В старой России были две даты, когда бесшабашное хмельное веселье пользовалось в глазах общества и охранителей порядка признанием и иммунитетом. Это день производства в офицеры и еще ежегодный университетский «праздник просвещения» – «Татьянин день». Когда, забыв и годы, и седины, и больную печень, старые профессора и бывшие универсанты всех возрастов и положений, сливаясь со студенческой молодежью, кочевали из одного ресторана в другой, пили без конца, целовались, пели «Gaudeamus» и от избытка чувств и возлияний клялись в «верности заветам», не стесняясь никакими запретами.
* * *
Через два дня поезда уносили нас из Киева во все концы России – в 28-дневный отпуск, после которого для нас начиналась новая жизнь.
Часть вторая
В артиллерийской бригаде
Осенью 1892 года я прибыл к месту службы во 2-ю полевую артиллерийскую бригаду – в город Белу Седлецкой губернии.
Это была типичная стоянка для большинства войсковых частей, заброшенных в захолустья Варшавского, Виленского, отчасти Киевского военных округов, где протекала иногда добрая половина жизни служилых людей. Быт нашей бригады и жизнь городка переплетались так тесно, что о последней приходится сказать несколько слов.
Население Белы не превышало 8 тысяч. Из них тысяч 5 евреев, остальные поляки и немного русских – главным образом служилый элемент.

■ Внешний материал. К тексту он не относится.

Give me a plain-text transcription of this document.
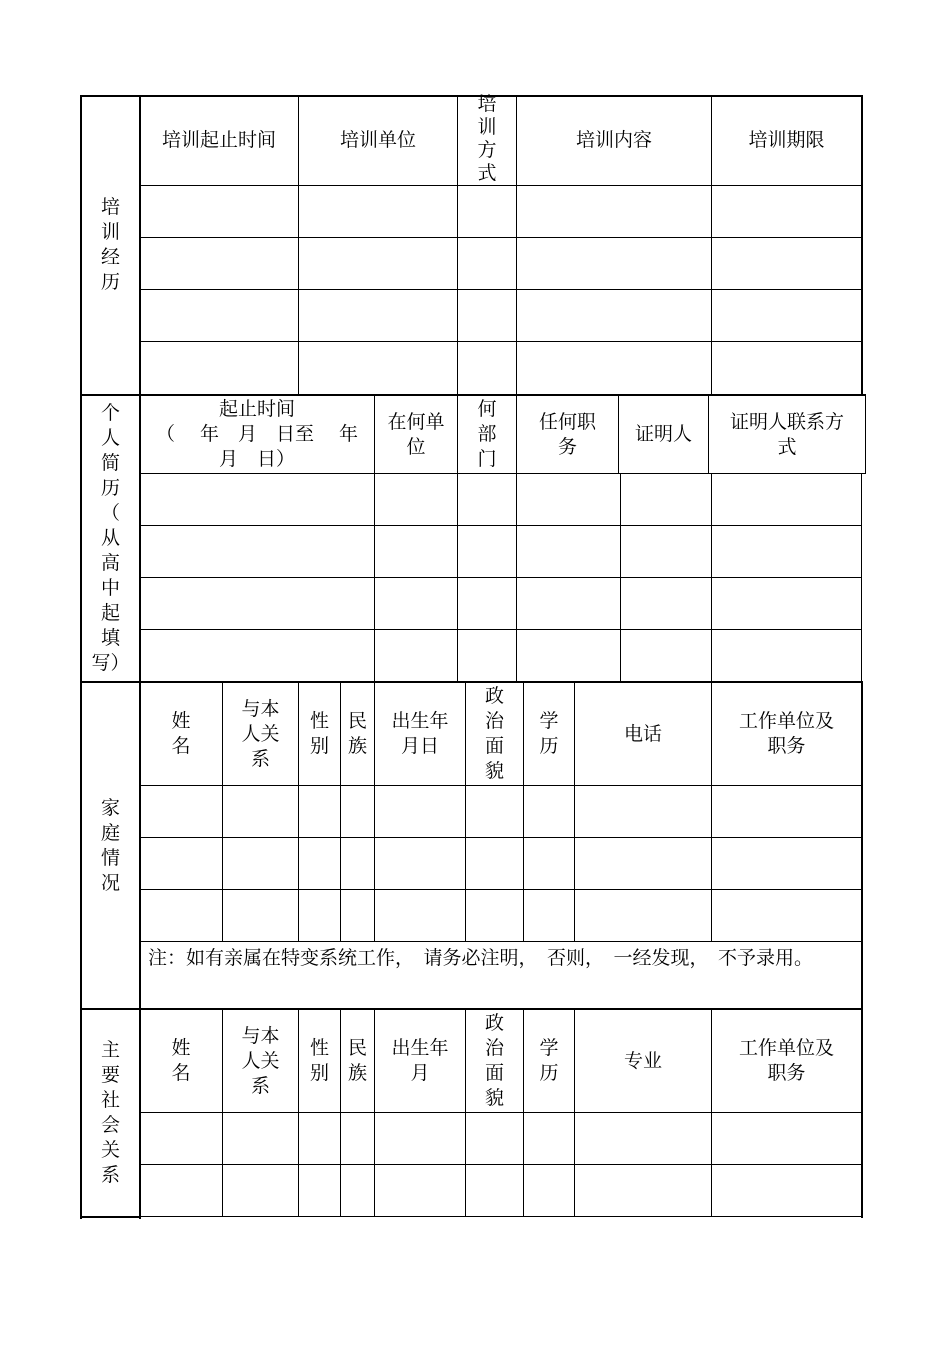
培
训
经
历
培训起止时间	培训单位
培
训
方
式
培训内容	培训期限
个
人
简
历
（
从
高
中
起
填
写）
起止时间
（　 年　月　日至　 年
月　日）
在何单
位
何
部
门
任何职
务
证明人
证明人联系方
式
家
庭
情
况
姓
名
与本
人关
系
性
别
民
族
出生年
月日
政
治
面
貌
学
历
电话
工作单位及
职务
注：如有亲属在特变系统工作，　请务必注明，　否则，　一经发现，　不予录用。
主
要
社
会
关
系
姓
名
与本
人关
系
性
别
民
族
出生年
月
政
治
面
貌
学
历
专业
工作单位及
职务
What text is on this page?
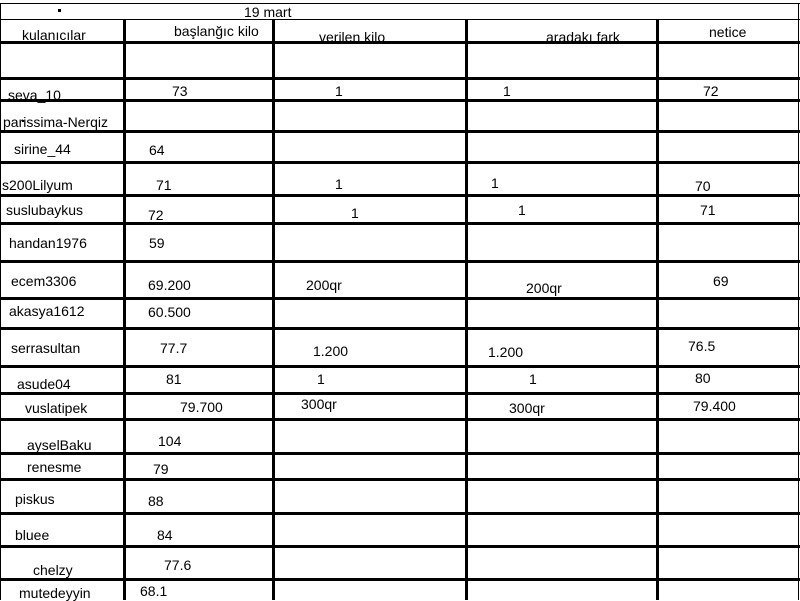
19 mart
kulanıcılar	başlanğıc kilo	verilen kilo	aradakı fark	netice
seva_10	73	1	1	72
parissima-Nerqiz
sirine_44	64
s200Lilyum	71	1	1	70
suslubaykus	72	1	1	71
handan1976	59
ecem3306	69.200	200qr	200qr	69
akasya1612	60.500
serrasultan	77.7	1.200	1.200	76.5
asude04	81	1	1	80
vuslatipek	79.700	300qr	300qr	79.400
ayselBaku	104
renesme	79
piskus	88
bluee	84
chelzy	77.6
mutedeyyin	68.1
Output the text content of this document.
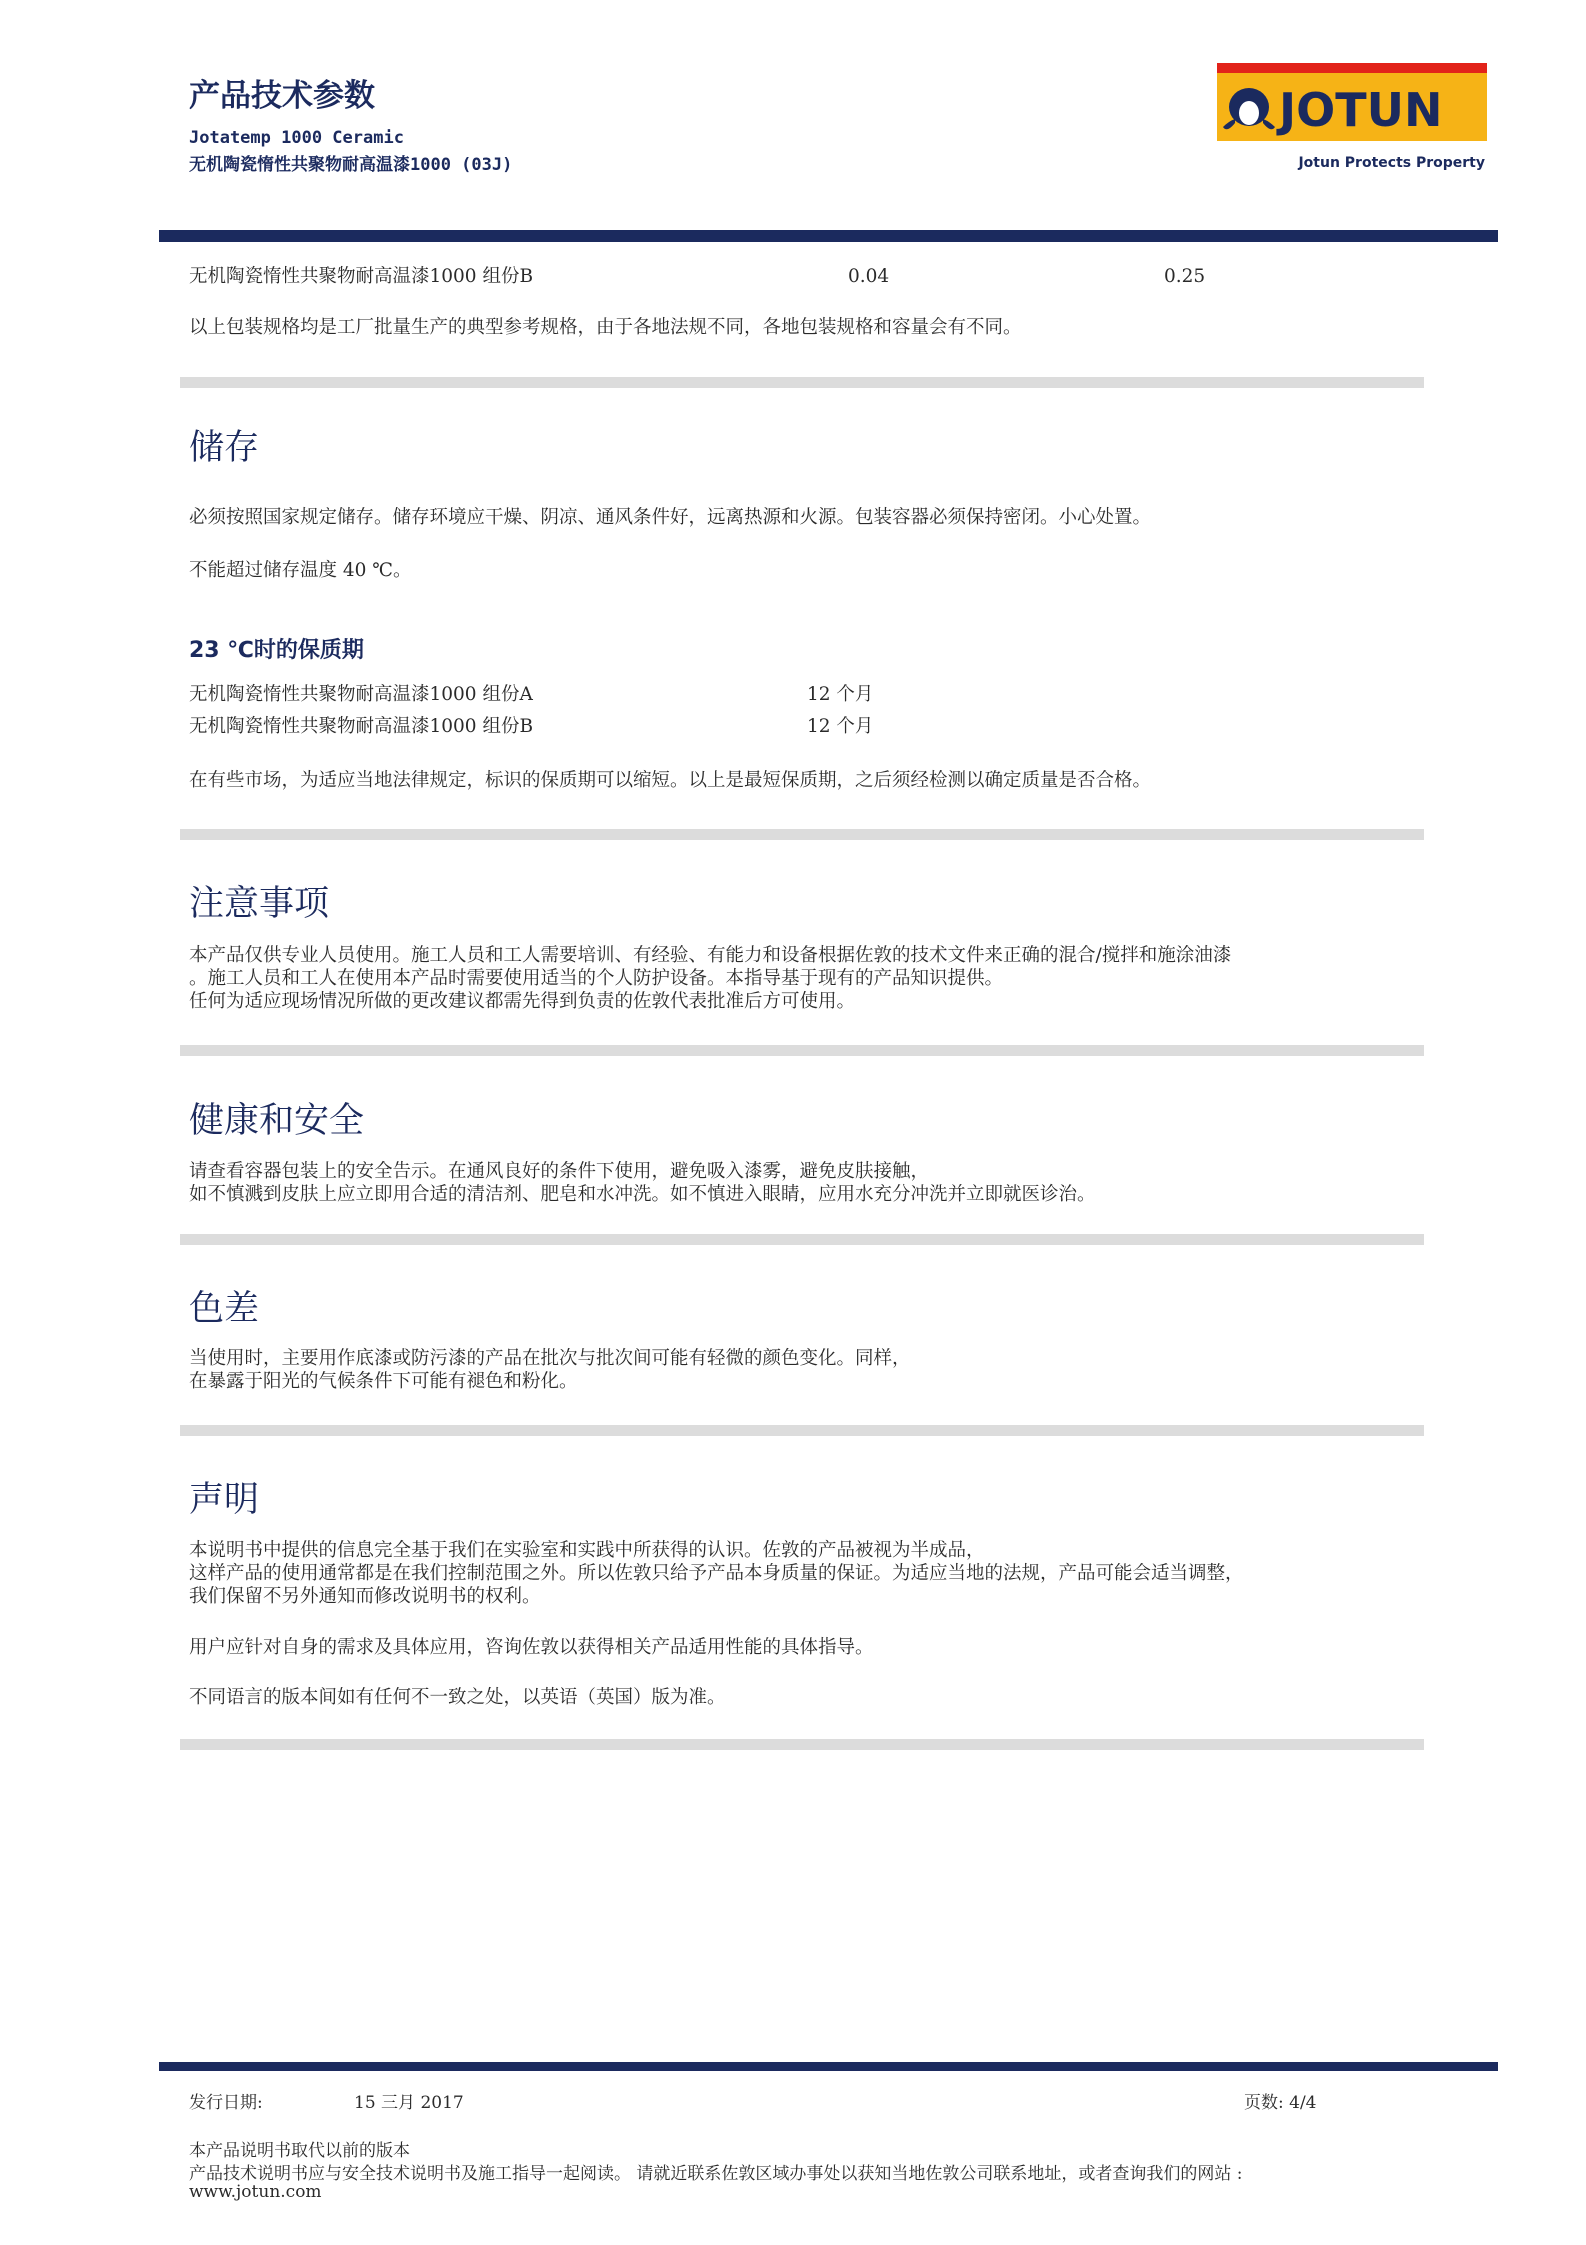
产品技术参数
Jotatemp 1000 Ceramic
无机陶瓷惰性共聚物耐高温漆1000 (03J)
JOTUN
Jotun Protects Property
无机陶瓷惰性共聚物耐高温漆1000 组份B	0.04	0.25
以上包装规格均是工厂批量生产的典型参考规格，由于各地法规不同，各地包装规格和容量会有不同。
储存
必须按照国家规定储存。储存环境应干燥、阴凉、通风条件好，远离热源和火源。包装容器必须保持密闭。小心处置。
不能超过储存温度 40 ℃。
23 ℃时的保质期
无机陶瓷惰性共聚物耐高温漆1000 组份A	12 个月
无机陶瓷惰性共聚物耐高温漆1000 组份B	12 个月
在有些市场，为适应当地法律规定，标识的保质期可以缩短。以上是最短保质期，之后须经检测以确定质量是否合格。
注意事项
本产品仅供专业人员使用。施工人员和工人需要培训、有经验、有能力和设备根据佐敦的技术文件来正确的混合/搅拌和施涂油漆
。施工人员和工人在使用本产品时需要使用适当的个人防护设备。本指导基于现有的产品知识提供。
任何为适应现场情况所做的更改建议都需先得到负责的佐敦代表批准后方可使用。
健康和安全
请查看容器包装上的安全告示。在通风良好的条件下使用，避免吸入漆雾，避免皮肤接触，
如不慎溅到皮肤上应立即用合适的清洁剂、肥皂和水冲洗。如不慎进入眼睛，应用水充分冲洗并立即就医诊治。
色差
当使用时，主要用作底漆或防污漆的产品在批次与批次间可能有轻微的颜色变化。同样，
在暴露于阳光的气候条件下可能有褪色和粉化。
声明
本说明书中提供的信息完全基于我们在实验室和实践中所获得的认识。佐敦的产品被视为半成品，
这样产品的使用通常都是在我们控制范围之外。所以佐敦只给予产品本身质量的保证。为适应当地的法规，产品可能会适当调整，
我们保留不另外通知而修改说明书的权利。
用户应针对自身的需求及具体应用，咨询佐敦以获得相关产品适用性能的具体指导。
不同语言的版本间如有任何不一致之处，以英语（英国）版为准。
发行日期:	15 三月 2017	页数: 4/4
本产品说明书取代以前的版本
产品技术说明书应与安全技术说明书及施工指导一起阅读。 请就近联系佐敦区域办事处以获知当地佐敦公司联系地址，或者查询我们的网站 :
www.jotun.com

Евреи держали в своих руках всю городскую торговлю, они же были поставщиками, подрядчиками, мелкими комиссионерами («факторы»). Без «фактора» нельзя было ступить ни шагу. Они облегчали нам хозяйственное бремя жизни, доставали все – откуда угодно и что угодно; через них можно было обзаводиться обстановкой и одеваться в долгосрочный кредит, перехватить денег под вексель на покрытие нехватки в офицерском бюджете. Ибо бюджет был очень скромный: я, например, получал содержание 51 рубль в месяц.
Возле нас проходила жизнь местечкового еврейства – внешне открыто, по существу же – совершенно замкнутая и нам чуждая. Там создавались свои обособленные взаимоотношения, свое обложение, так же исправно взимаемое, как государственным фиском, свои негласные нотариальные функции, свой суд и расправа, чинимые кагалом и почитаемыми цадиками и раввинами; своя система религиозного и экономического бойкота.
Среди бельских евреев был только один интеллигент – доктор. Прочие, не исключая местного «миллионера» Пижица, держались крепко «старого закона» и обычаев. Мужчины носили длинные «лапсердаки», женщины – уродливые парики, а своих детей, избегая правительственной начальной школы, отдавали в свои средневековые «хедэры» – школы, допускавшиеся властью, но не дававшие никаких прав по образованию. Редкая молодежь, проходившая курс в гимназиях, не оседала в городе, рассеиваясь в поисках более широких горизонтов.
То специфическое отношение офицерства к местечковым евреям, которое имело еще место в шестидесятых, семидесятых годах и выражалось когда анекдотом, когда и дебошами, отошло уже в область преданий. Буянили еще изредка неуравновешенные натуры, но выходки их оканчивались негласно и прозаически: вознаграждением потерпевшим и командирской карой.
Связанный сотнями нитей с еврейским населением Белы в области хозяйственной, русский служилый элемент во всех прочих отношениях жил совершенно обособленно от него.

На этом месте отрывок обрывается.